Proof of $\left(1+\frac1n\right)^n<3-\frac3n$ for $n\geq7$?

Question

We have the following inequality: $$e_n:=\left(1+\frac1n\right)^n<3-\frac3n,$$ for $n\in\mathbb{N}$ and $n\geq7$. My proof as follows: $e_1=2<2.75,e_2=2.25<2.75$, and for $\forall n\in\mathbb{N},n\geq2$, \begin{align*} \left(1+\frac{1}{n}\right)^n &=2+\sum_{k=2}^{n} \frac{1}{k!}\left(1-\frac{1}{n}\right)\cdots\left(1-\frac{k-1}{n}\right)\\ &\leq2+\sum_{k=2}^{n}\frac{1}{k!}\\ &\leq2+\frac{1}{2}\left(1+\frac{1}{3}+\frac{1}{3^2}+\cdots+\frac{1}{3^{n-2}}\right)\\ &<2+\frac{1}{2}\left(1+\frac{1}{3}+\frac{1}{3^2}+\cdots+\frac{1}{3^{n-2}}+\cdots\right)\\ &=2.75. \end{align*} When $n\in\mathbb{N}$ and $n\geq12$, $$\left(1+\frac{1}{n}\right)^n<2.75=3-\frac{3}{12}\leq3-\frac3n.$$ And for $n=7,8,9,10,11$, we can check the inequality directly (or use wolfram mathematica).

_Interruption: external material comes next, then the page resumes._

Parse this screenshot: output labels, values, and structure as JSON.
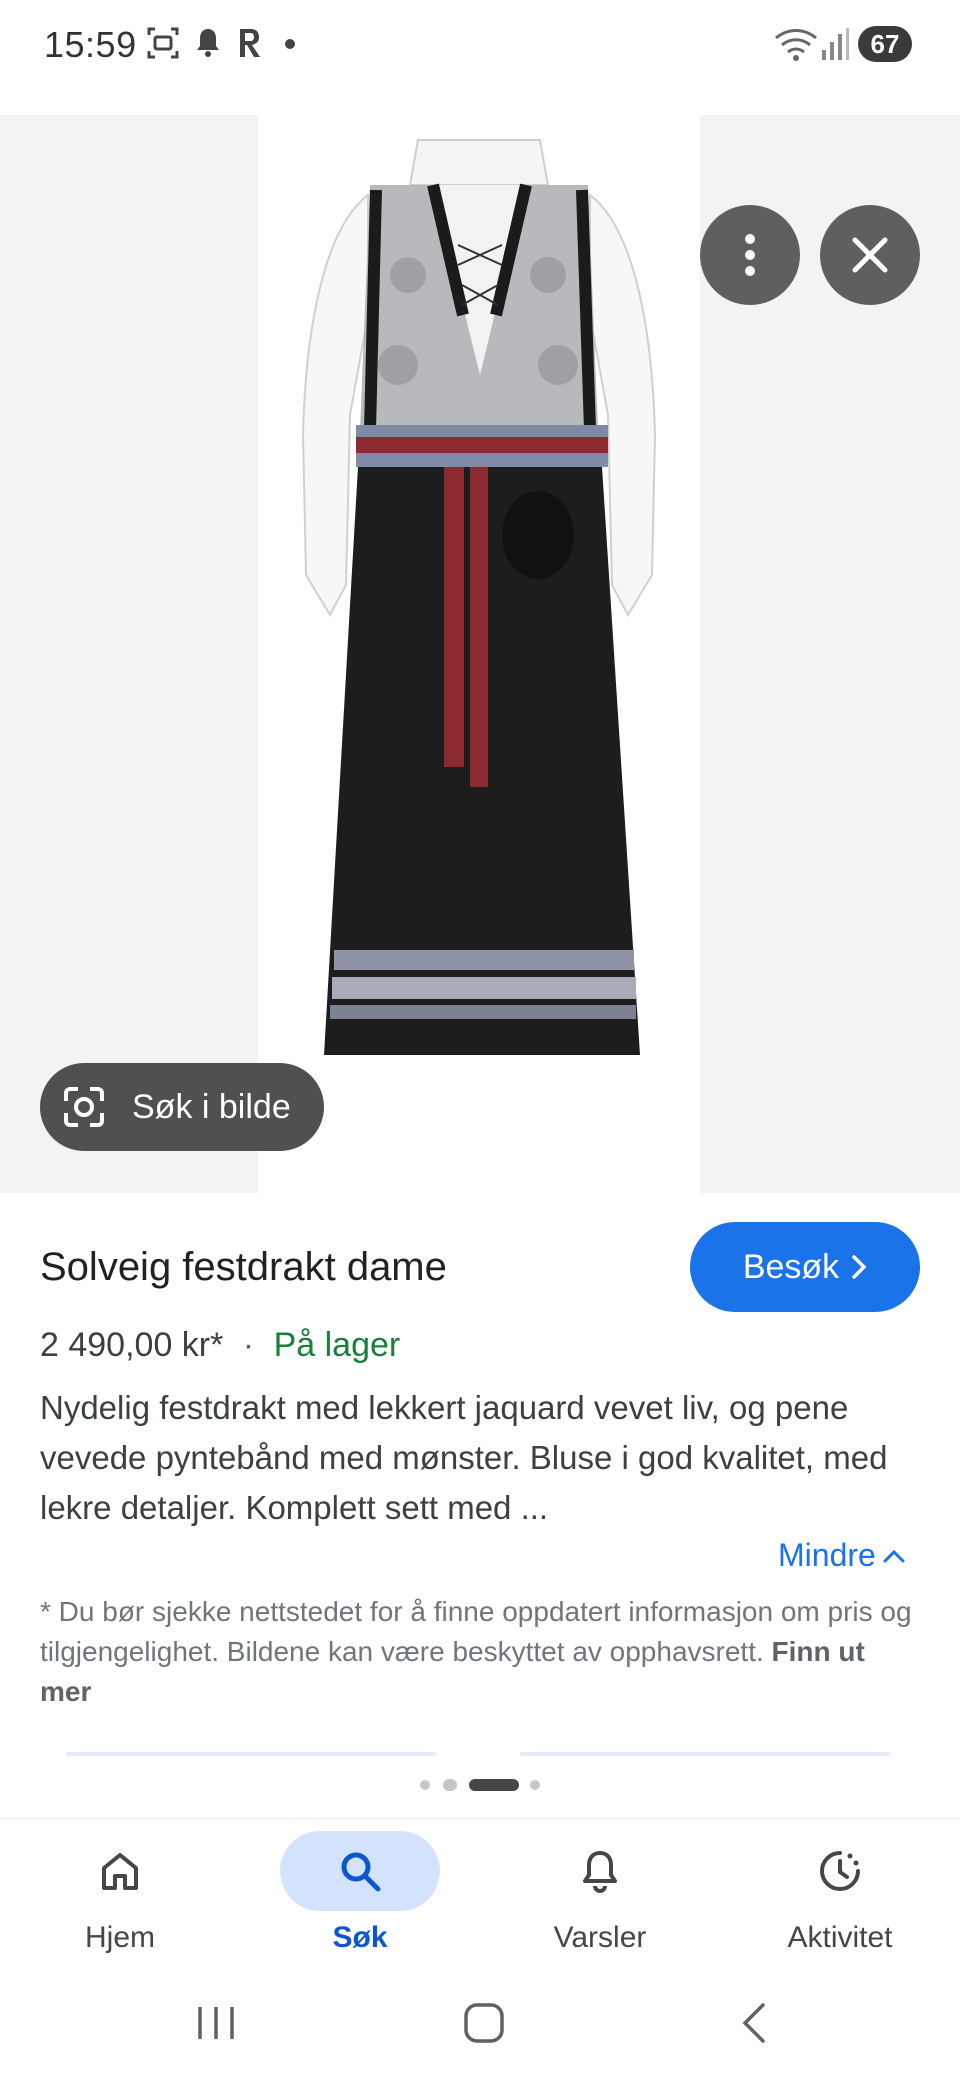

What I want to konw: Are there any elementary proofs of this inequality? Any help and hints will welcome!

Answer 1

This isn't exactly elementary but does the job. We wish to show that $f(x)<3$ for all real $x\ge7$ where $f(x)=(1+1/x)^x/(1-1/x)$. Its derivative is given by $$f'(x)=g(x)\left(x(x^2-1)\log\left(1+1/x\right)-x^2-1\right)$$ where $g(x)=(1+1/x)^x/((x-1)^2(x+1))$ is positive. Since $$x(x^2-1)\log(1+1/x)-x^2-1<(x^2-1)(x\log(1+1/x)-1)<0$$ for all $x>1$, we know that $f(x)$ is strictly decreasing for all $x>1$. The claim follows as $f(7)<3$.